23. Prevention of Money-laundering Act, 2002Special Enactment:-

Money-laundering is the process of concealing illicit sources of money and the launderer transforming the money proceeds derived from criminal activity into funds and moved to other institution or transformed into legitimate asset. It is realised world around that money laundering poses a serious threat not only to the financial systems of the countries but also to their integrity and sovereignty. The Prevention of Money-laundering Act, 2002 was enacted in pursuance of the Political Declaration adopted by the Special Session of the United Nations General Assembly held in June 1998, calling upon the Member States to adopt national money-laundering

legislation and programme, primarily with a view to meet out the serious threat posed by money laundering to the financial system of the countries and to their integrity and sovereignty.

24. Statement of Objects and Reasons to the Prevention of Money-laundering Act, 2002 recognises that money laundering poses a serious threat not only to the financial systems of the countries but also to their integrity and sovereignty.

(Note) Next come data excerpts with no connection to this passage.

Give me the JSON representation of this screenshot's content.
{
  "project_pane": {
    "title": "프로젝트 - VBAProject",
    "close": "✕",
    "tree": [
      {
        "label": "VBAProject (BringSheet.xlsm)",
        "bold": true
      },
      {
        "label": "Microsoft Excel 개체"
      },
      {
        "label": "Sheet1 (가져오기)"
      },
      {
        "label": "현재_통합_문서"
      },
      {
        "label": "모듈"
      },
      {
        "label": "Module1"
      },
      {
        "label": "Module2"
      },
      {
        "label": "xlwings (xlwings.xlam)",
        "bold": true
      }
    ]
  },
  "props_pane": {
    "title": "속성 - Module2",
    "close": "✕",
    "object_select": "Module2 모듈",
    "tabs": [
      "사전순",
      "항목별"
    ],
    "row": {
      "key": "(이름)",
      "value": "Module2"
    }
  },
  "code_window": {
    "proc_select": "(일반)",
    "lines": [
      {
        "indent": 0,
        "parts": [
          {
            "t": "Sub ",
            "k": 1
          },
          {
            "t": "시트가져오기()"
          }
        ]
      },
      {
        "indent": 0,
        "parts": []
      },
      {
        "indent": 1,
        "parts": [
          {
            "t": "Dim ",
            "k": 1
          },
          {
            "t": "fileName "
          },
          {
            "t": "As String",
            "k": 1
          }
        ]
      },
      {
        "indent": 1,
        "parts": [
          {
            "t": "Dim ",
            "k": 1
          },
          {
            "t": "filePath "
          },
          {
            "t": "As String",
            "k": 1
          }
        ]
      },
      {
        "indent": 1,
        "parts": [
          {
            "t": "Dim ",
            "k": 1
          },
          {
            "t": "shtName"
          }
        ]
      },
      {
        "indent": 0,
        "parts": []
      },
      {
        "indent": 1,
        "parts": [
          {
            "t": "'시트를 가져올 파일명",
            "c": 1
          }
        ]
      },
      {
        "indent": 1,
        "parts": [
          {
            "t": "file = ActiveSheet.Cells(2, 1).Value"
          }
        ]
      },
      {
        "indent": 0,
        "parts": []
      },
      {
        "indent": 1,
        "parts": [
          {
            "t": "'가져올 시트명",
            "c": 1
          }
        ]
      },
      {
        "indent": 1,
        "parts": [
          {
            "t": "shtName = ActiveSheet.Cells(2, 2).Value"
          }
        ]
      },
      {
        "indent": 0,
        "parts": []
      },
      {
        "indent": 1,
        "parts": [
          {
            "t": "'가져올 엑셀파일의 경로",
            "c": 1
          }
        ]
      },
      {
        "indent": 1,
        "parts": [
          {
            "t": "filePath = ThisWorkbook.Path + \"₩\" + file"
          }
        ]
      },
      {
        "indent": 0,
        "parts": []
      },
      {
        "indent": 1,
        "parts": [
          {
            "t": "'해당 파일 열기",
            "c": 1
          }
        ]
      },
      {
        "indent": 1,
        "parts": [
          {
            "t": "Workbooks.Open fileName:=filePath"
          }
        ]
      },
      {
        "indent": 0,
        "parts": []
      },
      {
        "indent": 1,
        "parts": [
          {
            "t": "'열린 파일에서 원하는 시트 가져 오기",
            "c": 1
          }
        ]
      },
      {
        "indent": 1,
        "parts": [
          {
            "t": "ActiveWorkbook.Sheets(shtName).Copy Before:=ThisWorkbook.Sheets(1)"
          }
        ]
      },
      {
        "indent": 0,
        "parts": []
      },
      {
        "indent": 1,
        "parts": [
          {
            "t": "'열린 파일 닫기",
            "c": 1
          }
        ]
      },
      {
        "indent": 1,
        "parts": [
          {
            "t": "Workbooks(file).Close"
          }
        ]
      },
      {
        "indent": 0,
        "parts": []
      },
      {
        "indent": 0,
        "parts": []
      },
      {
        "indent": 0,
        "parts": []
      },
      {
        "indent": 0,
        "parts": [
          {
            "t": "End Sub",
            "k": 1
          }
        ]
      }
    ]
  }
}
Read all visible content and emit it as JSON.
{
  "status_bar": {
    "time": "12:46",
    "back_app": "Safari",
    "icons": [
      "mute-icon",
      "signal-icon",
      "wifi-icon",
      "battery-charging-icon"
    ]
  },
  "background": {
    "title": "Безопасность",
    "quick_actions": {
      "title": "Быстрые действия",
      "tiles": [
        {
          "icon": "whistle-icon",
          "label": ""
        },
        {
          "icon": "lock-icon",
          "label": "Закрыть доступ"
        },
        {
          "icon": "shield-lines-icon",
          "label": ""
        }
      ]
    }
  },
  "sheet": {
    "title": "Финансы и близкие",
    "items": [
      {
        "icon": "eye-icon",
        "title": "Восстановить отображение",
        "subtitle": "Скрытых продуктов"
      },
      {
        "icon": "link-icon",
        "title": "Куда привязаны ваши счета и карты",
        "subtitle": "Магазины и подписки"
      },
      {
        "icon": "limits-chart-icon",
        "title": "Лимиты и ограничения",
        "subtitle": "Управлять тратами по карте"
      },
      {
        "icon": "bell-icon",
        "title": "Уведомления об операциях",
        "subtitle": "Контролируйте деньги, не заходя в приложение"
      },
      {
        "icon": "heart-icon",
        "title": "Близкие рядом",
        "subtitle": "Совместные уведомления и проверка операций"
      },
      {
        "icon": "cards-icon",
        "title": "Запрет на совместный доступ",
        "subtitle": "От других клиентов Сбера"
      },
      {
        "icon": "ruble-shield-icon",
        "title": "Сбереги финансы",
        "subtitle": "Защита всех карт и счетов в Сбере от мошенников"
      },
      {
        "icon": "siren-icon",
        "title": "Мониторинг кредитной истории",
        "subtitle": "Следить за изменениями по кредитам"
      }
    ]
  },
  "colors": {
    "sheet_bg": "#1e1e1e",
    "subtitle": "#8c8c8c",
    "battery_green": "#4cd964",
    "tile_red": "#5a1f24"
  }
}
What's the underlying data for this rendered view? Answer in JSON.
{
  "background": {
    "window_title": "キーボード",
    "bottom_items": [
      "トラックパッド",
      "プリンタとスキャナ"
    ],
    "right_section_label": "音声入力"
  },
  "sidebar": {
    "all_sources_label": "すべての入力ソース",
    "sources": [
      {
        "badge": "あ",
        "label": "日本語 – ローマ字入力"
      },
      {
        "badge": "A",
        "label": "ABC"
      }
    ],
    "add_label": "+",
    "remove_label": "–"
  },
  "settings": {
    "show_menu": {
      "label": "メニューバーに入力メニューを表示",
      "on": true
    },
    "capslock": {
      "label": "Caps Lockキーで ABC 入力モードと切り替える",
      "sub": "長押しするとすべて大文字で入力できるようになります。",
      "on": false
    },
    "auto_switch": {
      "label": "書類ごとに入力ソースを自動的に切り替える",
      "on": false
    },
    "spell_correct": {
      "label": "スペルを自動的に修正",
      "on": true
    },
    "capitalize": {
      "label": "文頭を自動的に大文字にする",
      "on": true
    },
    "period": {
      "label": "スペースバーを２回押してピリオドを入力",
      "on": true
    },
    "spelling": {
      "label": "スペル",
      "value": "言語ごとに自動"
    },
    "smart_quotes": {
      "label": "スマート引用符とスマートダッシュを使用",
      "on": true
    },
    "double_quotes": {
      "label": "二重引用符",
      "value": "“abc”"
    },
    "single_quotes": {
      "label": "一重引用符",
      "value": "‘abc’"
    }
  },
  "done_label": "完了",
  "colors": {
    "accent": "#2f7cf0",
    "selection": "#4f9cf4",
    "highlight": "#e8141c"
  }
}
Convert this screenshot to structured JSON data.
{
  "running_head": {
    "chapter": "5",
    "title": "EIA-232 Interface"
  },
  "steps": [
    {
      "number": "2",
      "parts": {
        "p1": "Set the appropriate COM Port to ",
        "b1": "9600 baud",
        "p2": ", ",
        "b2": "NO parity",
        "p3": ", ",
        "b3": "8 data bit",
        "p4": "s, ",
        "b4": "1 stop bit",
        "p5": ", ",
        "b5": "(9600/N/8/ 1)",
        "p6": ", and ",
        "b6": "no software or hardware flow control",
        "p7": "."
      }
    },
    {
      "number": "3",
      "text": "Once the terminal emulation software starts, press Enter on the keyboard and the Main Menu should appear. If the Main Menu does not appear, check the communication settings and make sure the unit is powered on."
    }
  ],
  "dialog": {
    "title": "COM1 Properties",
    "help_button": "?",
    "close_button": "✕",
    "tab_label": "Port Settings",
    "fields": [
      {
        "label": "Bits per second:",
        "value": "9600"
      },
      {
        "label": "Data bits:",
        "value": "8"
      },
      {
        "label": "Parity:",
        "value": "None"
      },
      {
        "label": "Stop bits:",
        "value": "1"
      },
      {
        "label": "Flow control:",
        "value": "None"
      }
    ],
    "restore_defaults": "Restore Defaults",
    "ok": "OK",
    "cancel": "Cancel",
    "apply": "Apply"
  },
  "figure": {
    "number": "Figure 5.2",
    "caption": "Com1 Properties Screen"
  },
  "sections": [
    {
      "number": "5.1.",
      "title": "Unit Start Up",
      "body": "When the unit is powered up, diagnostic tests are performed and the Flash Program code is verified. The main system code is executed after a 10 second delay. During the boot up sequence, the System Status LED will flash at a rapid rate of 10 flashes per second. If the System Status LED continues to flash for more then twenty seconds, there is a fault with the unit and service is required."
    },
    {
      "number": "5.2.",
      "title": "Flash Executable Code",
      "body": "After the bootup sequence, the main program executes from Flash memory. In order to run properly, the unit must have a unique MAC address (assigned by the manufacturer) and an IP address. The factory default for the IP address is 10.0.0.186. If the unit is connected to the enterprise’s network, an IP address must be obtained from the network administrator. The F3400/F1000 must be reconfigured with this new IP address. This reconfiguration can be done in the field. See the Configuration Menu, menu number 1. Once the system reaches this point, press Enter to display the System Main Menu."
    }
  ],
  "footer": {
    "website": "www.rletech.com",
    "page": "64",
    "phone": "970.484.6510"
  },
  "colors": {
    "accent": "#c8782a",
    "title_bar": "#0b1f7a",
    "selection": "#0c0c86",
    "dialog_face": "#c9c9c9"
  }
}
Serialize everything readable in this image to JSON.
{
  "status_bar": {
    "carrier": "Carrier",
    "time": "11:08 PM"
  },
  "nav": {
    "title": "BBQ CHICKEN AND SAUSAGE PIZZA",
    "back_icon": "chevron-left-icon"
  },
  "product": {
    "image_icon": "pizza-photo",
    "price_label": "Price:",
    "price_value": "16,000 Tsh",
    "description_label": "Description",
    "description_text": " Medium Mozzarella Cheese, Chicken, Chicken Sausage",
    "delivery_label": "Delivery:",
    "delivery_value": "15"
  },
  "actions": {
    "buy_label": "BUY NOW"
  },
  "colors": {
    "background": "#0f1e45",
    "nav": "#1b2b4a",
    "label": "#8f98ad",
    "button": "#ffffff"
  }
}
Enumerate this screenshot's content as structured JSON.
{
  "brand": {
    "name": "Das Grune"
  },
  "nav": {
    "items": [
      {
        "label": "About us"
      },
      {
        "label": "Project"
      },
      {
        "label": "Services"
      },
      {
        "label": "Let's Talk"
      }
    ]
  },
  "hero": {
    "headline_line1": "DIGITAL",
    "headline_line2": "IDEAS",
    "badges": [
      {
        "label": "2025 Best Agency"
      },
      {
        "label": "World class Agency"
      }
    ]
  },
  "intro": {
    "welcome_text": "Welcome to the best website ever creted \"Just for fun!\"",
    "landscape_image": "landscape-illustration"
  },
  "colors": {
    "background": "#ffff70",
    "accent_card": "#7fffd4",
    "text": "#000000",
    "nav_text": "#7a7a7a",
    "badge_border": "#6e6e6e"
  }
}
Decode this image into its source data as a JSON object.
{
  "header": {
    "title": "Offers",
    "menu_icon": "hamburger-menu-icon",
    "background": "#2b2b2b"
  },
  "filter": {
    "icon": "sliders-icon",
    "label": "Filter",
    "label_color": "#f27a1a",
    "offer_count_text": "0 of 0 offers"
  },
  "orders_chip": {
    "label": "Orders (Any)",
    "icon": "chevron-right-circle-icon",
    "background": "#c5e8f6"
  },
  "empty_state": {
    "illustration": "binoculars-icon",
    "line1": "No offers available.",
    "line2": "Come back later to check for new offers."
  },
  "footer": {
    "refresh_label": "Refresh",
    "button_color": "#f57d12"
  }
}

PMLA is a special enactment containing the provisions with adequate safeguards with a view to prevent money-

laundering. The Preamble to the Prevention of Money-Laundering Act, 2002 states that “An Act to prevent money-laundering and to provide for confiscation of property derived from, or involved in, money-laundering and for matters connected therewith or incidental thereto.”

25. Chapter II of PMLA contains provisions relating to the offences of money-laundering. Section 2(1)(p) of PMLA defines “money-laundering” that it has the same meaning assigned to it in Section 3. Section 2(1)(ra) of PMLA defines “offence of cross border implications”. To prevent offences of “cross border implications”, PMLA contains Sections 55 to 61 dealing with reciprocal arrangement for assistance in certain matters and procedure for attachment and confiscation of property between the contracting States with regard to the offences of money-laundering and predicate offences.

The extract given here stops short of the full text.